Sampai Desember 2018 Krakatau Steel mencatat rugi bersih sebesasr US$4,85 juta atau ekuivalen dengan Rp68,45 miliar. Sementara sepanjang kuartal I-2019 pendapatan perseroan turun 13,87% menjadi US$418,98 juta atau sekitar Rp5,90 triliun dibandingkan periode yang sama tahun lalu sebesar US$486,17 juta atau Rp6,85 triliun.

Pendapatan terbesar masih dari penjualan baja di pasar lokal mencapai US$349,60 juta, turun 17% dibandingkan periode yang sama tahun sebelumnya sebesar US$421,22 juta. Adapun penjualan untuk pasar luar negeri justru naik menjadi US$16,69 juta, atau naik 78,88% dari periode yang sama tahun sebelumnya sebesar US$ 9,33 juta.

Perseroan juga membukukan pendapatan dari bisnis lain yakni real estate dan perhotelan, rekayasa dan konstruksi, jasa pengelolaan pelabuhan dan jasa lainnya. Bahkan jasa pengelolaan pelabuhan cukup signifikan yakni US$18,50 juta.

Sementara total aset perseroan susut menjadi US$4,16 miliar dari akhir Desember 2018 yang sebesar US$4,29 miliar. Aset ini terdiri dari aset lancar US$771,34 juta dan aset tak lancar US$3,39 miliar.

Sedangkan kewajiban perseroan pada periode yang sama turun tipis menjadi US$2,40 miliar, dibandingkan akhir 2018 yang sebesar US$2,49 miliar.
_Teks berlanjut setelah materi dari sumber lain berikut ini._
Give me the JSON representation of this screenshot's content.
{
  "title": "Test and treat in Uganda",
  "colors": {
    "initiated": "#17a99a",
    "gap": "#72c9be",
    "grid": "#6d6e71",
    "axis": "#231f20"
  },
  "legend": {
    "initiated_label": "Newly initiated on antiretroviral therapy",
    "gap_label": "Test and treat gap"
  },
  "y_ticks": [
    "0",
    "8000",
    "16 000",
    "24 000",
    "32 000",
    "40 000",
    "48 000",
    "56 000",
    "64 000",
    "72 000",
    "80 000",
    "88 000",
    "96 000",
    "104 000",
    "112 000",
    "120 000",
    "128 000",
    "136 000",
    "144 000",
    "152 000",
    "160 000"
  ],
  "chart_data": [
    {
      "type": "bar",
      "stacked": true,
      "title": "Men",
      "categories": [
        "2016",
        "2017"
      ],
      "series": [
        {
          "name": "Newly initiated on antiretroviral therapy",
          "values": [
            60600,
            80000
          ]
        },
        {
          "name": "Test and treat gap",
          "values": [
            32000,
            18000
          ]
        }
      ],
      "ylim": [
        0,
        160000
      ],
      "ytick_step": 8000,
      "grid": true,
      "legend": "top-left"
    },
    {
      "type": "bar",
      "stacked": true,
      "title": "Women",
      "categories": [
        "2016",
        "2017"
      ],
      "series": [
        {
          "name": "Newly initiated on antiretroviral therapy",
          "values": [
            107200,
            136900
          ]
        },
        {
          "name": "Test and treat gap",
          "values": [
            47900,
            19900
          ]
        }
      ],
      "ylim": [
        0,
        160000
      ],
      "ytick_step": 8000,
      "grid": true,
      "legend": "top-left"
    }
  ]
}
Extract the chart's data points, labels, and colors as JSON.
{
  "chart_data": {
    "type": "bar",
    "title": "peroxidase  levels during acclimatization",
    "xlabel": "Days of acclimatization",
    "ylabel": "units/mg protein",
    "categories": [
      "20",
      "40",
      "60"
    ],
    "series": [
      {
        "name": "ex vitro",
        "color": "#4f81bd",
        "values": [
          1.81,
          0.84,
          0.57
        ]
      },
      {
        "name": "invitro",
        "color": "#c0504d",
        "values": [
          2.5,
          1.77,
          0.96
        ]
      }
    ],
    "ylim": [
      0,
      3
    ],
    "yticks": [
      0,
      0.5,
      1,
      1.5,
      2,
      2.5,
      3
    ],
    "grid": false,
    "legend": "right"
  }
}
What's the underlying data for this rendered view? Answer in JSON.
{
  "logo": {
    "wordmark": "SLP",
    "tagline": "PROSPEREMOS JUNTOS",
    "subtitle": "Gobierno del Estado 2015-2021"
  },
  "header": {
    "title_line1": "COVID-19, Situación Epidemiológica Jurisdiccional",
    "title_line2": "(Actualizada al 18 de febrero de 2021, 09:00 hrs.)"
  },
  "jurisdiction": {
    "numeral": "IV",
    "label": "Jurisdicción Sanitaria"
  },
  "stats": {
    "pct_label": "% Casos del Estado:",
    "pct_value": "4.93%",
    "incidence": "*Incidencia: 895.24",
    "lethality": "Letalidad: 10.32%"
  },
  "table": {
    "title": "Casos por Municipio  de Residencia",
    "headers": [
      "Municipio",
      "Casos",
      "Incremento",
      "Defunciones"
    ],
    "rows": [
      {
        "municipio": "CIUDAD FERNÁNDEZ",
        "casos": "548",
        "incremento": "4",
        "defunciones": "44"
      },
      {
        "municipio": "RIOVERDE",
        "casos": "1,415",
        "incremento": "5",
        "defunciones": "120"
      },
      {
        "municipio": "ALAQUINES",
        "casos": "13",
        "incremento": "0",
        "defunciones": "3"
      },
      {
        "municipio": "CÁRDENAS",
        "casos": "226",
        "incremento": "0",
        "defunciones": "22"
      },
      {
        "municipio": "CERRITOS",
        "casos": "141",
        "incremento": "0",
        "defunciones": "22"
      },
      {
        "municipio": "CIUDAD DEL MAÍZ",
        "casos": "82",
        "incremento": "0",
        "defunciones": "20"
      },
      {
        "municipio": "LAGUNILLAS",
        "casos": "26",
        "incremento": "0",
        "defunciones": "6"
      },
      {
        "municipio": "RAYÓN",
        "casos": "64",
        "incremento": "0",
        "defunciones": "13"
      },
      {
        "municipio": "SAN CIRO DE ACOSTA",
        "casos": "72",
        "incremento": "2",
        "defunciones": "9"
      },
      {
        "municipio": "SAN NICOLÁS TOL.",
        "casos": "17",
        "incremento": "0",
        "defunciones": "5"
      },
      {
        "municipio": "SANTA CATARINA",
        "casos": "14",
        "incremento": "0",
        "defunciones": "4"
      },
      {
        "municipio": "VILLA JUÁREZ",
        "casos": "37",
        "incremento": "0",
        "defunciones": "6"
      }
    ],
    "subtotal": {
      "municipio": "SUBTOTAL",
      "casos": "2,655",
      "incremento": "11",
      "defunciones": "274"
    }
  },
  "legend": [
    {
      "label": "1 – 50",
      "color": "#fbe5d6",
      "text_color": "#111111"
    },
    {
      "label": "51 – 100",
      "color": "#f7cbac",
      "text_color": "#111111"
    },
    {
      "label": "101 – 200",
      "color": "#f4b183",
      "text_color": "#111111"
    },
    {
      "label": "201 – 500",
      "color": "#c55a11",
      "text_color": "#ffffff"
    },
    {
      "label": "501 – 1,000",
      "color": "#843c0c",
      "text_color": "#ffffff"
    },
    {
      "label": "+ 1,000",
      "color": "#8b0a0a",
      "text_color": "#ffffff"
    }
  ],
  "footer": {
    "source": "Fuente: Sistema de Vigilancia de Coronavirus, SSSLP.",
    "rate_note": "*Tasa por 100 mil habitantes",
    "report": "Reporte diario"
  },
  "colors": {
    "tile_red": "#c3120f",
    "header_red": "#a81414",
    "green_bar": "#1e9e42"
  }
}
Dengan liabilitas jangka pendek senilai US$1,43 miliar atau sekitar Rp20,31 triliun dan liabilitas jangka panjang senilai US$968,70 juta atau Rp13,76 triliun.

Ekuitas di kuatal I-2019 turun menjadi US$1,76 miliar dibandingkan US$1,80 miliar di akhir Desember 2018.

Gejala Krakatau Steel bermasalah makin kuat ditandai dengan rencana Pemutusan Hubungan Kerja (PHK) kepada 1.300 karyawan organiknya. PHK itu akan dilakukan secara bertahap, mulai 2019 hingga 2022.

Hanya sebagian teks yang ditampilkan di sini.